We consider flatlines as sequences (order according to index matters) of the same value in a given column.

The return is a DataFrame mapping all the flatline events found in each column of the dataframe.

And by the way, did you notice in the report printout that our flatlines evaluation did not return one of the flatlines added in the dataset corruption step?
> df.loc[50:53, 'realdpi'] = df['realdpi'][50]

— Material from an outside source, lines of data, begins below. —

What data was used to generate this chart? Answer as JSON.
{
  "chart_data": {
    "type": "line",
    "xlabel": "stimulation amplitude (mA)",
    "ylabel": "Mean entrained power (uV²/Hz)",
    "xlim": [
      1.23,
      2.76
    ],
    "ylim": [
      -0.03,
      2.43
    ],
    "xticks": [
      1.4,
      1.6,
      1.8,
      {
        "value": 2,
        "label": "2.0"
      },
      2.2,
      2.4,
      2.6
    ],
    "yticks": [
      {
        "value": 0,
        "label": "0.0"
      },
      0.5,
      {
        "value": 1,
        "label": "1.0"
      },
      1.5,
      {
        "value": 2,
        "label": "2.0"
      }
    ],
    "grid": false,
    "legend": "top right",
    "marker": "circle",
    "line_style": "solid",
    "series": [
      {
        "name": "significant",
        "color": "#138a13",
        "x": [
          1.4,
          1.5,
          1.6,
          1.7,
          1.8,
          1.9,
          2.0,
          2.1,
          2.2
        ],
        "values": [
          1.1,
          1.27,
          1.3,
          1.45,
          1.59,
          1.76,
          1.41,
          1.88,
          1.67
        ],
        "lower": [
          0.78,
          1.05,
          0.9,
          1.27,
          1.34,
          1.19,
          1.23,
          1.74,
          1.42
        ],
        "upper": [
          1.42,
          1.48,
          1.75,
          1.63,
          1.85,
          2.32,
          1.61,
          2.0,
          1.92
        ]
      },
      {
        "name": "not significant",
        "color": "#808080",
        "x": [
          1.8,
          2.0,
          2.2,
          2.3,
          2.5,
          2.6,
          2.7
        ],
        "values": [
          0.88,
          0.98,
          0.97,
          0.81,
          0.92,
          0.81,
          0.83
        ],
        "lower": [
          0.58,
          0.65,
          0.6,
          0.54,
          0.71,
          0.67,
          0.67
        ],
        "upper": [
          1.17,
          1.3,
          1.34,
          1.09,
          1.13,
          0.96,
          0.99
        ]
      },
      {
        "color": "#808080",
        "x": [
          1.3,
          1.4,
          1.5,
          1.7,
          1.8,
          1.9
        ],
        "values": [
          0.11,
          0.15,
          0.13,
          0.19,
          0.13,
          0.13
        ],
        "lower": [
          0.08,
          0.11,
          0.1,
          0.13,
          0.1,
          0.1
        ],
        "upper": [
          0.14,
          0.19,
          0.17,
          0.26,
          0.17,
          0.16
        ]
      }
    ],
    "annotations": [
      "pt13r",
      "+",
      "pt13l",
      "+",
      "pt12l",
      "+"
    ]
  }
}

Flatlines is ran by default to detect flatlines of sequences with minimun length of 5, the above added a flatline of length 4, therefore it was not returned.
By running flatlines explicitly we can pass non-default arguments. Argument "th" sets the minimun flatline length, which we can set to 4.
Also notice how our demo dataset has quarter data and therefore years appear 4 times in sequence (once for each quarter).
The argument skip allows us to skip evaluation of passed columns.
Lets put both arguments to use to retrieve all relevant flatlines.


In [13]:
flatlines_out = vmvi.flatlines(th=4, skip=['year'])

In [14]:
flatlines_out['realdpi']  # Printing found flatlines just for the 'realdpi' column

Unnamed: 0_level_0,length,ends
starts,Unnamed: 1_level_1,Unnamed: 2_level_1
50,4,53


### Predefined Valued Missing Values
Sometimes data can be amiss despite not being detected.
Some flags for missing data might not be parsed as nan by Pandas per example.
To detect these cases we added a set of predefined Valued Missing Values and give you the means to extend it as demonstrated above during instantion of the VMVIdentifier.
The method can be called explicitly

In [15]:
vmvi.predefined_valued_missing_values()

Unnamed: 0,realint,realinv,cpi,realgdp,unemp
,0,0,0,13,0
!,0,10,0,0,0
unknown,0,0,0,0,11
another_vmv,0,0,10,0,0
a_custom_vmv,11,0,0,0,0
999999999,0,0,0,0,14